Texte intégral
Ordonnance N°23/526
N° RG 23/00561 - N° Portalis DBVH-V-B7H-I2R5
J.L.D. NIMES
29 mai 2023
[U]
C/
LE PREFET DE L'AUDE
COUR D'APPEL DE NÎMES
Cabinet du Premier Président
Ordonnance du 31 MAI 2023
Nous, Mme Chantal RODIER, Présidente de chambre à la Cour d'Appel de NÎMES, conseiller désigné par le Premier Président de la Cour d'Appel de NÎMES pour statuer sur les appels des ordonnances des Juges des Libertés et de la Détention du ressort, rendues en application des dispositions des articles L 742-1 et suivants du Code de l'Entrée et du Séjour des Etrangers et du Droit de l'Asile (CESEDA), assisté de Mme Emmanuelle PRATX, Greffière,
Vu l'arrêté préfectoral portant obligation de quitter le territoire national en date du 20 octobre 2022 notifié le même jour, ayant donné lieu à une décision de placement en rétention en date du 27 mai 2023, notifiée le même jour à 14h10 concernant :
M. [H] [U]
né le 04 Décembre 1999 à [Localité 2] (MAROC)
de nationalité Marocaine
Vu la requête reçue au Greffe du Juge des Libertés et de la Détention du Tribunal Judiciaire de Nîmes le 28 mai 2023 à 10h22, enregistrée sous le N°RG 23/2660 présentée par M. le Préfet de l'Aude ;
Vu l'ordonnance rendue le 29 Mai 2023 à 17h25 par le Juge des Libertés et de la Détention du Tribunal de NÎMES, qui a :
* Déclaré la requête recvables ;
* Ordonné pour une durée maximale de 28 jours commençant 48H après la notification de la décision de placement en rétention, le maintien dans les locaux ne relevant pas de l'administration pénitentiaire, de M. [H] [U];
* Dit que la mesure de rétention prendra fin à l'expiration d'un délai de 28 jours à compter du 29 mai 2023 à 14h10,
Vu l'appel de cette ordonnance interjeté par Monsieur [H] [U] le 30 Mai 2023 à 09h56 ;
Vu l'absence du Ministère Public près la Cour d'appel de NIMES régulièrement avisé ;
Vu la présence de Monsieur [F] [X], représentant le Préfet de l'Aude, agissant au nom de l'Etat, désigné pour le représenter devant la Cour d'Appel en matière de Rétention administrative des étrangers, entendu en ses observations ;
Vu l'assistance de Monsieur [E] [S] interprète en langue arabe inscrit sur la liste des experts de la cour d'appel de Nîmes,
Vu la comparution de Monsieur [H] [U], régulièrement convoqué ;
Vu la présence de Me Julie REBOLLO, avocat de Monsieur [H] [U] qui a été entendu en sa plaidoirie ;
MOTIFS
Monsieur [H] [U], alias [I] [M], de nationalité marocaine, a reçu notification le 20 octobre 2022 de deux arrêtés du Préfet de Maine et Loire du même jour, le premier lui faisant obligation de quitter le territoire national sans délai avec interdiction de retour pendant 12 mois et le second portant assignation à résidence pour une durée de 6 mois.
Monsieur [H] [U], alias [I] [M], a fait l'objet d'un contrôle d'identité le 26 mai 2023 en gare de [Localité 3] où les services de police étaient saisis d'une affaire de vol à l'arraché.
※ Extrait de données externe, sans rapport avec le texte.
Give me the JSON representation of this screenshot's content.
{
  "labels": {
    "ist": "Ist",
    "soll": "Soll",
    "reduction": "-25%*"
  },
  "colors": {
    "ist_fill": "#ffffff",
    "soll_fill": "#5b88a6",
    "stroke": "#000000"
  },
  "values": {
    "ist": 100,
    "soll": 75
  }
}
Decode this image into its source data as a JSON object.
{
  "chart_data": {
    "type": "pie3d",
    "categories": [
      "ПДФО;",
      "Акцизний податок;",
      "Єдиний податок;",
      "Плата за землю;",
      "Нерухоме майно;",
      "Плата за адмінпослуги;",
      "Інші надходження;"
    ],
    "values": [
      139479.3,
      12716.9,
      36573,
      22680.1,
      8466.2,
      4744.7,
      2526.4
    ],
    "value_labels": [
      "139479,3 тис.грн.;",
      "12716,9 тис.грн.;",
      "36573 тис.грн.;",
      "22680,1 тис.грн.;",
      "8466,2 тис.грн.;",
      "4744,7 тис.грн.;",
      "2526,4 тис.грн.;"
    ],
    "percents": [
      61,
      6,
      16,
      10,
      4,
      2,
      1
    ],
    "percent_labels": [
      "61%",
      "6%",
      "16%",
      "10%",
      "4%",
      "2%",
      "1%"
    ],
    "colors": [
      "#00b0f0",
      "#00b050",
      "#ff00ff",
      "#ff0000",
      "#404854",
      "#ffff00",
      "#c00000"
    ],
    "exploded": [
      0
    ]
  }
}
Il ne disposait d'aucun document d'identité.
Par arrêté du Préfet de l'Aude en date du 27 mai 2023 qui lui a été notifié le jour même à HEURE, il a été placé en rétention administrative aux fins d'exécution de la mesure d'éloignement.
Le même jour, les autorités consulaires du Maroc ont été saisies d'une demande d'identification et de délivrance de laissez-passer consulaire.
Par requête du 28 mai 2023, le Préfet de l'Aude a saisi le Juge des libertés et de la détention du tribunal judiciaire de Nîmes d'une demande en prolongation de la mesure.
Par ordonnance prononcée le 29 mai 2023 à 17h25, le Juge des libertés et de la détention de Nîmes a constaté qu'il n'était soulevée aucune exception de nullité soulevées ainsi que les moyens présentés par Monsieur [H] [U] et ordonné la prolongation de sa rétention administrative pour vingt-huit jours.
Monsieur [H] [U] a interjeté appel de cette ordonnance le 30 mai 2023 à 9h56.
Sur l'audience,
Monsieur [H] [U] confirme son identité et sa nationalité marocaine. Il déclare qu'il est arrivé illégalement en Europe par bateau, qu'il n'a pas de passeport, qu'il est en France depuis 6 mois avec l'objectif de travailler, que sa mère est en Espagne et son frère en Italie.
Son avocat s'en rapporte à la déclaration d'appel et soutient que les diligences de l'administration sont insuffisantes : l'administration devrait faire des demandes de routing pour anticiper les délivrances de laissez-passer consulaires qui tardent.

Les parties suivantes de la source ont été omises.